Monday, Apr. 01, 1935
Success Story
Japanese sweetness and light glinted in Southwest China this month in the optimistic person of General Kenji Doihara, bribe-brandishing chief of the Japanese Army spy service in Manchukuo (TIME, March 18). Last week the tubby but trig little advance agent for Japanese imperialism was back in Shanghai consuming highballs with correspondents and paying all the checks. Out over China's cables went his success story of delightful encounters with leading Southwest Chinese, such as Mr. Hu ("Hongkong Hu") Han-min, eminent apostle of the late, sainted Dr. Sun Yat-Sen "Father of the Chinese Revolution."
"When I arrived in the Southwest," said General Doihara, "I found a strong disposition on the part of Chinese leaders there to make hostile political capital out of the friendly statements on Chino-Japanese relations made recently by the Chinese Premier Wang Ching-wei and General Chiang Kaishek. In friendly personal conversations I convinced these Chinese leaders that it would be a tragic blunder, harmful alike to the Chinese and Japanese peoples, to make a football for domestic Chinese politics out of the growing rapprochement between our two great nations. Eventually I discovered that the Southwest leaders are as keenly alive as are those of the Chinese Government in Nanking to the necessity for Chino-Japanese cooperation, but they had not publicly expressed their views for reasons of political expediency."

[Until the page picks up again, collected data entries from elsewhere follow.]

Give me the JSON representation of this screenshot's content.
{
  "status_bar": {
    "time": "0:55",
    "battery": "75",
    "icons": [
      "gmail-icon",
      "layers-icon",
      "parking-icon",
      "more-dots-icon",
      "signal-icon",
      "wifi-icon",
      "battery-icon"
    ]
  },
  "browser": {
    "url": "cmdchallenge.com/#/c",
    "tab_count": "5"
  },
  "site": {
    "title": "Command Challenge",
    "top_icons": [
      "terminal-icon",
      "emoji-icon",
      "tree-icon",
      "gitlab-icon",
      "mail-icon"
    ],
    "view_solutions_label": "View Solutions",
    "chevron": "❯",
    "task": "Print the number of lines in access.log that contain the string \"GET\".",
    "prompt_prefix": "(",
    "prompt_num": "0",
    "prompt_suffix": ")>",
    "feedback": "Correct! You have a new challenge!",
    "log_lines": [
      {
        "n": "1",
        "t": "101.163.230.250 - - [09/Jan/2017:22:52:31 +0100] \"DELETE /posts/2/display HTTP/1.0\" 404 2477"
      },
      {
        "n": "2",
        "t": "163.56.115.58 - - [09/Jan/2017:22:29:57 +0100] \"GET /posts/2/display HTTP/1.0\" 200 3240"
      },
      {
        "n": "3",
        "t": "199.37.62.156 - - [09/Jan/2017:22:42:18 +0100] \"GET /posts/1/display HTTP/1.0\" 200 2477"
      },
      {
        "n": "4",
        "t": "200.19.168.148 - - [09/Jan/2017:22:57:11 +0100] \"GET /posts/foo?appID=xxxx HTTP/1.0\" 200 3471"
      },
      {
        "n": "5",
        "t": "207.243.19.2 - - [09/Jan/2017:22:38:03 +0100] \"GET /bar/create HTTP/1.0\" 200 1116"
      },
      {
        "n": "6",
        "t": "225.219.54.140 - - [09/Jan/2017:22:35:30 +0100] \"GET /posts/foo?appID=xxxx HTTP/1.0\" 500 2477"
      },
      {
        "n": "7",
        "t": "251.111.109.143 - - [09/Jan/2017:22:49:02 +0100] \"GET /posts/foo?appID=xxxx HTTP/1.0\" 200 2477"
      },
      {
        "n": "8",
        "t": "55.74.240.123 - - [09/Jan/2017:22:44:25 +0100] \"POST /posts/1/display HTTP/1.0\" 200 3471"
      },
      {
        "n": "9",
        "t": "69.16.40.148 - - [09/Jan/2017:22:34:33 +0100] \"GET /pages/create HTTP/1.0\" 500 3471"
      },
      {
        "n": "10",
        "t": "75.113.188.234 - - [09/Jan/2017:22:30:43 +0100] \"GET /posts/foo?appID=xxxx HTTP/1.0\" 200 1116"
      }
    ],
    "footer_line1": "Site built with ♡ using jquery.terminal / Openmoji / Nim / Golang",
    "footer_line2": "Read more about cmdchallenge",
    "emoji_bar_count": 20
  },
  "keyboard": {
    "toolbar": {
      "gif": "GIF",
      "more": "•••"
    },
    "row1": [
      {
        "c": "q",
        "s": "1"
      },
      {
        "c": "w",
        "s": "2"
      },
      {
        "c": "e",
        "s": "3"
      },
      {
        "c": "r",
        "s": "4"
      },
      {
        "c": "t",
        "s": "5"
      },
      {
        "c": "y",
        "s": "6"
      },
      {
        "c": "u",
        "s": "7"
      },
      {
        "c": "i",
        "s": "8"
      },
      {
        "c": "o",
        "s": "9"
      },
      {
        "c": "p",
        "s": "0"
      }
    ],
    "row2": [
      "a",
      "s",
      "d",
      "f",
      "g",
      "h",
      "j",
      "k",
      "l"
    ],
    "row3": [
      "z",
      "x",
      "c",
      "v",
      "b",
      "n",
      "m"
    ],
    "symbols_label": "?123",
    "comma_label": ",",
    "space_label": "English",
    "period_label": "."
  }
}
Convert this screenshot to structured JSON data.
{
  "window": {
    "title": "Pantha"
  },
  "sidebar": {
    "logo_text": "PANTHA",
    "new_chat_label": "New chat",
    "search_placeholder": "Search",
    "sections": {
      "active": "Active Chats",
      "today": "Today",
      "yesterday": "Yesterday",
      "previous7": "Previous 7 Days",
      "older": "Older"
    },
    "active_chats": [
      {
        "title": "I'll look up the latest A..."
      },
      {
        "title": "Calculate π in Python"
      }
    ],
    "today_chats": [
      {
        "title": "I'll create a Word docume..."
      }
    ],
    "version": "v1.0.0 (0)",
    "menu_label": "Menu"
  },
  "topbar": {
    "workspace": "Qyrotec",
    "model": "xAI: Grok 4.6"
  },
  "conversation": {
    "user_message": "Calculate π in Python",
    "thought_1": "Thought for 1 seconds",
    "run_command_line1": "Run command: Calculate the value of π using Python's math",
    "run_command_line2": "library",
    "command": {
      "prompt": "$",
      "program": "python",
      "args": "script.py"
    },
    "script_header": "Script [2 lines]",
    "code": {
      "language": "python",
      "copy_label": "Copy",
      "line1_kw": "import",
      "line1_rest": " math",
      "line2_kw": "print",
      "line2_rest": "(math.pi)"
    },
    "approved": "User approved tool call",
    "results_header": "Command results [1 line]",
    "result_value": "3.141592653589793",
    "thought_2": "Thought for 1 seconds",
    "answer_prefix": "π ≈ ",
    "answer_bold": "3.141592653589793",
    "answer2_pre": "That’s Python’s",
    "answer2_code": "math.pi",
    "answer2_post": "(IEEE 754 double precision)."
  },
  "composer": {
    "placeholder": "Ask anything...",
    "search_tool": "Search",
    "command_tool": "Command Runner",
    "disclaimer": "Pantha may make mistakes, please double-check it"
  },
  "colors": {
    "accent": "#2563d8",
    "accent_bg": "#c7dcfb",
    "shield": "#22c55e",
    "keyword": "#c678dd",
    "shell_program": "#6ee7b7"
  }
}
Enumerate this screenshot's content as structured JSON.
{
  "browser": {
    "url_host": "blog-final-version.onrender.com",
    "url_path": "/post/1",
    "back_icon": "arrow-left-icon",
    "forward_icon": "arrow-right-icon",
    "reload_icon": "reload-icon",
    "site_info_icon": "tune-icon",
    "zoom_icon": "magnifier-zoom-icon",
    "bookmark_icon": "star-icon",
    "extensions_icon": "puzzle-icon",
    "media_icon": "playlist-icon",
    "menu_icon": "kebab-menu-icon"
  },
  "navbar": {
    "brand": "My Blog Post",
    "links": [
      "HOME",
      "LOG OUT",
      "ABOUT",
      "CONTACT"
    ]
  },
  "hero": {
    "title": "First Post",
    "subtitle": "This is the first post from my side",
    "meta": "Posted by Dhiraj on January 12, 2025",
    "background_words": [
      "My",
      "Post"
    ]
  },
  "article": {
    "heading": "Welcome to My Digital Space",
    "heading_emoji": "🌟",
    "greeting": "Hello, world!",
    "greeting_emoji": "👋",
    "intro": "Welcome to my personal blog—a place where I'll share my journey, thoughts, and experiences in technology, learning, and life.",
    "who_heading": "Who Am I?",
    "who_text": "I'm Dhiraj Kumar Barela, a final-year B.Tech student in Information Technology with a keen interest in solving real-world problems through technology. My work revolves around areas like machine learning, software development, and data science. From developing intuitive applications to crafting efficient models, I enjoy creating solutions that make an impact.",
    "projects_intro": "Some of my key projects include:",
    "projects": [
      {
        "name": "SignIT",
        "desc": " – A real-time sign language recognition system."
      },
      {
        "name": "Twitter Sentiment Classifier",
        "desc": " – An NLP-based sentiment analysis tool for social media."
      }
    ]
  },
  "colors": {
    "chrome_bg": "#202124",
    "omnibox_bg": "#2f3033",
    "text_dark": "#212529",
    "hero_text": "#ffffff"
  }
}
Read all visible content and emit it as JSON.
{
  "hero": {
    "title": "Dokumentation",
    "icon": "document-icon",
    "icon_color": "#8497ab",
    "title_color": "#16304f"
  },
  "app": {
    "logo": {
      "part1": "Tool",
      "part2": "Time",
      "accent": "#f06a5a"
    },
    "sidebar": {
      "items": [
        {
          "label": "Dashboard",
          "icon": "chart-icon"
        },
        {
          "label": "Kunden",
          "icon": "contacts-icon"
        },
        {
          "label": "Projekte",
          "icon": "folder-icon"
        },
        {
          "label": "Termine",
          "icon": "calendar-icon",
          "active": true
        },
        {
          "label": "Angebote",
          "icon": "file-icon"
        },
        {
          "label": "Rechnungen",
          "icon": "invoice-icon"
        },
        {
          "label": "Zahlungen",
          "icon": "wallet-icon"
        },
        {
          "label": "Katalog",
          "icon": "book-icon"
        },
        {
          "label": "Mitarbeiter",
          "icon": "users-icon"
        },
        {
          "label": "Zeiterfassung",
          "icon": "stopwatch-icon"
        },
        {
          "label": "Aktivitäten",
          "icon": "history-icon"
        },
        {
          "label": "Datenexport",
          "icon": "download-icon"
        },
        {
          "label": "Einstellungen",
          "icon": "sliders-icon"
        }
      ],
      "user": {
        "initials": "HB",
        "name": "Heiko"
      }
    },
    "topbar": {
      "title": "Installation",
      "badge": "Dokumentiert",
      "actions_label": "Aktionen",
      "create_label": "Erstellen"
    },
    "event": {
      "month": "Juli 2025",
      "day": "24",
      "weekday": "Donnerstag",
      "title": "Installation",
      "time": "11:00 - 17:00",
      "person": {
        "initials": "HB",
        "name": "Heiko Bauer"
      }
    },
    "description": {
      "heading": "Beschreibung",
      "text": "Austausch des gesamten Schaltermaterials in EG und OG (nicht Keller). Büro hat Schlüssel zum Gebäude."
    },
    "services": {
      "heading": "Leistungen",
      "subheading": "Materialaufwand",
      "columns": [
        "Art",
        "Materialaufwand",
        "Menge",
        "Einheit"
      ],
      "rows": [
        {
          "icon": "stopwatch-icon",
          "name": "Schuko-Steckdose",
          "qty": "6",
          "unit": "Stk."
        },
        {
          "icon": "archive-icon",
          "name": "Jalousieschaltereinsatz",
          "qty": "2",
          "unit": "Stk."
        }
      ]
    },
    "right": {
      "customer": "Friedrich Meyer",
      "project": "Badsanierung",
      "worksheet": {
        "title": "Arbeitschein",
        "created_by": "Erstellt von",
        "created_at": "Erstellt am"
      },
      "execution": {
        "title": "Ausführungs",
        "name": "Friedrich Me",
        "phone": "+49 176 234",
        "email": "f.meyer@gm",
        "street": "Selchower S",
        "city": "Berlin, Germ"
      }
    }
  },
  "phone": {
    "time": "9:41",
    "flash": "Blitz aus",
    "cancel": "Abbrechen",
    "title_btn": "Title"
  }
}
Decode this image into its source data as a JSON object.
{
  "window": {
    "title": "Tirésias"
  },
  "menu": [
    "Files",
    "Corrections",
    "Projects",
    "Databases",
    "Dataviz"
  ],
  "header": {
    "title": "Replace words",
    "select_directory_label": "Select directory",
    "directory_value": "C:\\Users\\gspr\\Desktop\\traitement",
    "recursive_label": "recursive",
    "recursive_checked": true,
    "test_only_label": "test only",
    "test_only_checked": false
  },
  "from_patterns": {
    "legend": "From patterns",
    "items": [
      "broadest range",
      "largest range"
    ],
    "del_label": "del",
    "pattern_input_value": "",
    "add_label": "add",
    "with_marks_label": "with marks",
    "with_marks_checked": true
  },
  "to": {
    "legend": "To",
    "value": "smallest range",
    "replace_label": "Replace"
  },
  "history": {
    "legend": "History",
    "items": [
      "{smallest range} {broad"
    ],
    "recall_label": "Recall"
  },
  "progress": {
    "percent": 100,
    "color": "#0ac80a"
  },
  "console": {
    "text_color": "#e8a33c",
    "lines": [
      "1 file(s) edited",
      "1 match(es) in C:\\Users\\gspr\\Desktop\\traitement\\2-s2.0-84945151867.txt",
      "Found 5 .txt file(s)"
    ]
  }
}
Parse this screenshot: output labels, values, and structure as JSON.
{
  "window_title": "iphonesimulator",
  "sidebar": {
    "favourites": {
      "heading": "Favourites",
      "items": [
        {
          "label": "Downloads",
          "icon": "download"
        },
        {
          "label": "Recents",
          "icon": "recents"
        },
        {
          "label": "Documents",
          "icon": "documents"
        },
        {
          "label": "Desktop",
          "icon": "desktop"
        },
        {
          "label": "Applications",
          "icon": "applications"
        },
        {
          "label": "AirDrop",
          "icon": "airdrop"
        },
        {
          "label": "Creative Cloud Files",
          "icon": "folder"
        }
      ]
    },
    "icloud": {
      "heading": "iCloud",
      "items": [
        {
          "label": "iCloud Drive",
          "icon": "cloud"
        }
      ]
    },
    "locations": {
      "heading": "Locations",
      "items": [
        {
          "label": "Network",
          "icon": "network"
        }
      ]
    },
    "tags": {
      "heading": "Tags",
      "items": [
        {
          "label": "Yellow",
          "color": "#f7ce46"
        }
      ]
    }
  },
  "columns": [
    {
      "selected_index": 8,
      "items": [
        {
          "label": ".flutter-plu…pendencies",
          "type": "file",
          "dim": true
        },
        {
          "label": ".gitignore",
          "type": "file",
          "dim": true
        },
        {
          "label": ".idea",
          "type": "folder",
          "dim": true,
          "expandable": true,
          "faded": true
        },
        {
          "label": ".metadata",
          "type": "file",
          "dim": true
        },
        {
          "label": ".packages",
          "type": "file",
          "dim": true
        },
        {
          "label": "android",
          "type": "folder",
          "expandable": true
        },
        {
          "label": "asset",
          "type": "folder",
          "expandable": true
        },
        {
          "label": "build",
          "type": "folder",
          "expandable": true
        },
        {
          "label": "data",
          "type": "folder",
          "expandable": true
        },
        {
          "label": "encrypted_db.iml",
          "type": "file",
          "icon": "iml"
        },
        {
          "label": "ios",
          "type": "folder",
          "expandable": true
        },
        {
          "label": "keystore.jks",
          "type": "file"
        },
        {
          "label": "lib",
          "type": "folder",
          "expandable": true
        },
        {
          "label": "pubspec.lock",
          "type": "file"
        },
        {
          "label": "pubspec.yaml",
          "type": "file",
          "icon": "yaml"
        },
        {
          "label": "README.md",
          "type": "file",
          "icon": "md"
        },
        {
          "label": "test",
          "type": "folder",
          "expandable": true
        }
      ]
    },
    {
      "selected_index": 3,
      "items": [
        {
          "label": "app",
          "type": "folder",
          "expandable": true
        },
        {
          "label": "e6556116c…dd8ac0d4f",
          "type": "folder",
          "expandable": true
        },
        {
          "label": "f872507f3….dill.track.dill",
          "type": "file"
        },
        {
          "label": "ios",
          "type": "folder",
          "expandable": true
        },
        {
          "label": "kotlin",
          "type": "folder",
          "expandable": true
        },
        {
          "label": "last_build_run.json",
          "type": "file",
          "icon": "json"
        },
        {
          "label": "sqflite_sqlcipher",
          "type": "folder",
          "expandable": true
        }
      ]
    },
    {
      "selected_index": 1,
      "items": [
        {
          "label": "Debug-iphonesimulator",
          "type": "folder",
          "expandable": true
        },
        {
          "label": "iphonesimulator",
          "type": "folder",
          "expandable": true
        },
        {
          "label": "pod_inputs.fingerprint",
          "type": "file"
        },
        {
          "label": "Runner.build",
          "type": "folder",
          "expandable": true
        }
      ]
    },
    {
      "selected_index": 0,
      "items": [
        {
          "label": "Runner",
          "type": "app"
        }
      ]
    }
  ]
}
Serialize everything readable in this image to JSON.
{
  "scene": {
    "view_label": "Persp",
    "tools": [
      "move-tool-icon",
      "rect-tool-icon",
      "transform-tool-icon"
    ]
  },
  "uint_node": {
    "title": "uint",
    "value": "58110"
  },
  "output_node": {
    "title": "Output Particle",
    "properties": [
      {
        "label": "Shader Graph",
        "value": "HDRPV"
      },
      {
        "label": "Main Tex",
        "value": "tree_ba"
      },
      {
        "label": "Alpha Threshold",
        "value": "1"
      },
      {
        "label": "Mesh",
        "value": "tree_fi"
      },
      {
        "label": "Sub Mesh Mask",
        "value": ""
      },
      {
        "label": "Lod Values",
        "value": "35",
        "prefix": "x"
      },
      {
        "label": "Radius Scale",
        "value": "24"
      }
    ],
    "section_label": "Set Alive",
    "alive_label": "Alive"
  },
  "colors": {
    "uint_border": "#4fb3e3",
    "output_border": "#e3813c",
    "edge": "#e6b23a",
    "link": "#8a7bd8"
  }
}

In any other country such statements as General Doihara's would have forced leaders such as Hongkong Hu to confirm or deny that he had correctly unmasked their attitude. In China no amount of unmasking, denial or confirmation ever settles anything, and so far as Chinese were concerned last week, General Doihara's talk was just talk. In San Francisco indignant Chinese friends of Hongkong Hu announced off their own bats, without confirmation from him, that "Hu Han-min's policy has been and unalterably will be 'China for the Chinese, first and last!' ':
In correspondents' minds there lurked one big question and they popped it at General Doihara. Assuming that Japan, if and when convinced that the Nanking Government really means to collaborate with the Japanese Empire, makes Nanking a loan, just how big a cut will the Southwest Chinese demand? Blandly General Doihara purred in reply: "Ah, that phase of the question I did not discuss."
"Anyhow China's urgent need is not money," concluded the Japanese Army's Doihara. sparkling-eyed. "What does China need? Peace! Stability!"